Member of the Bundestag
- Assuming office 2025
- Succeeding: Hermann Gröhe
- Constituency: Neuss I

Personal details
- Born: 1990 (age 35–36)
- Party: Christian Democratic Union
- Alma mater: University of Heidelberg; University of Münster;

= Carl-Philipp Sassenrath =

German politician (born 1990)

Carl-Philipp Sassenrath (born 1990) is a German politician of the Christian Democratic Union (CDU) who has been serving as a member of the Bundestag since the 2025 elections, representing the Neuss I district.

==Education and early career==
Sassenrath studied law. As part of his education, he completed internships at the Federal Chancellery of Germany and the Federal Foreign Office.

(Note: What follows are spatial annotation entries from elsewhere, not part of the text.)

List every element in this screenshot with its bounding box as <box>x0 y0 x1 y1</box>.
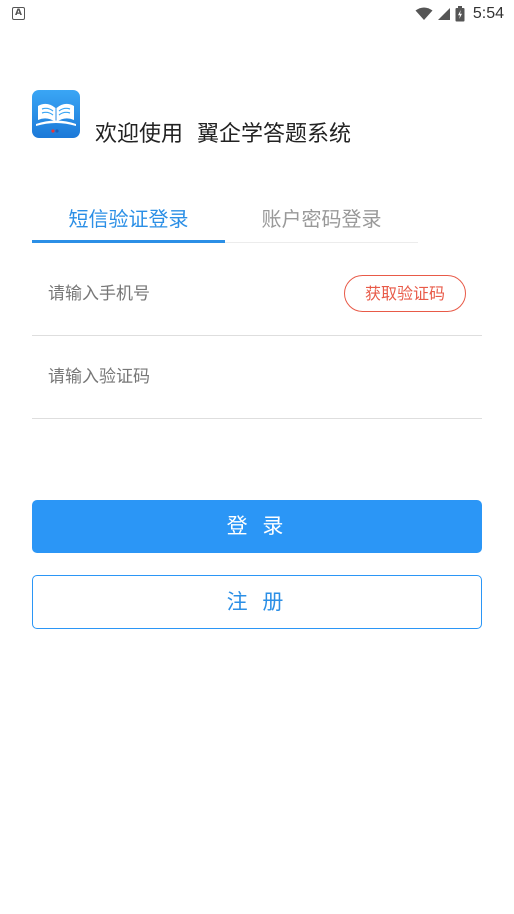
cell-signal-icon <box>437 8 450 20</box>
status-bar: A 5:54 <box>0 0 514 28</box>
get-verification-code-button[interactable]: 获取验证码 <box>344 275 466 312</box>
login-screen: A 5:54 欢迎使用 翼企学答题系统 短信验证登录 账户密码登录 请输入手机号… <box>0 0 514 914</box>
tab-password-login[interactable]: 账户密码登录 <box>225 198 418 240</box>
phone-field-row: 获取验证码 <box>32 252 482 336</box>
welcome-title: 欢迎使用 翼企学答题系统 <box>95 122 351 147</box>
active-tab-indicator <box>32 240 225 243</box>
open-book-app-icon <box>32 90 80 138</box>
phone-input[interactable] <box>48 282 328 306</box>
tab-sms-login[interactable]: 短信验证登录 <box>32 198 225 240</box>
code-field-row <box>32 336 482 419</box>
register-button[interactable]: 注 册 <box>32 575 482 629</box>
status-indicators: 5:54 <box>415 4 504 24</box>
wifi-icon <box>415 7 433 20</box>
status-time: 5:54 <box>472 5 504 22</box>
battery-charging-icon <box>455 6 465 22</box>
notification-a-icon: A <box>12 7 25 20</box>
login-button[interactable]: 登 录 <box>32 500 482 553</box>
verification-code-input[interactable] <box>48 365 448 389</box>
login-method-tabs: 短信验证登录 账户密码登录 <box>32 198 418 243</box>
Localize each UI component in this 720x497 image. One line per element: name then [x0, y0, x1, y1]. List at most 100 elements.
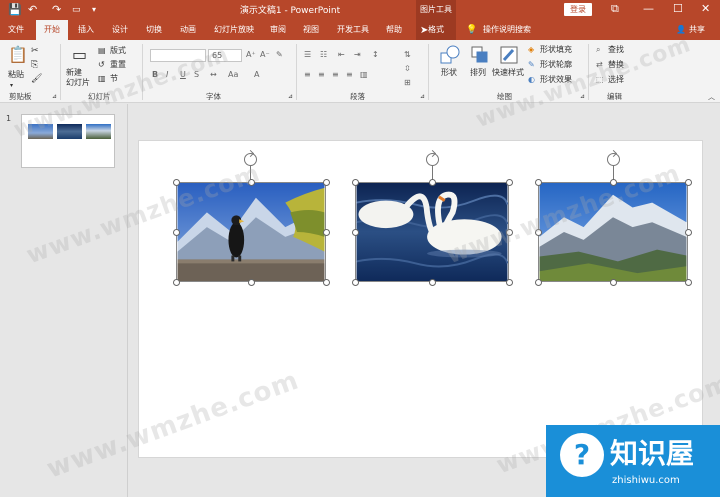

After graduating from university in 2020, Sassenrath worked for the Federal Ministry for Economic Affairs and Climate Action and as advisor to minister Jens Spahn at the Federal Ministry of Health. From 2022 to 2025, he worked as advisor to Spahn in his capacity as deputy chair of the CDU/CSU parliamentary group.

==Political career==
In parliament, Sassenrath has been a member of the Committee on Transport, the Committee on Legal Affairs and Consumer Protection and its Subcommittee on European Law. In addition to his committee assignments, he has been serving as deputy chair of the Parliamentary Friendship Group for Relations with the Maghreb States.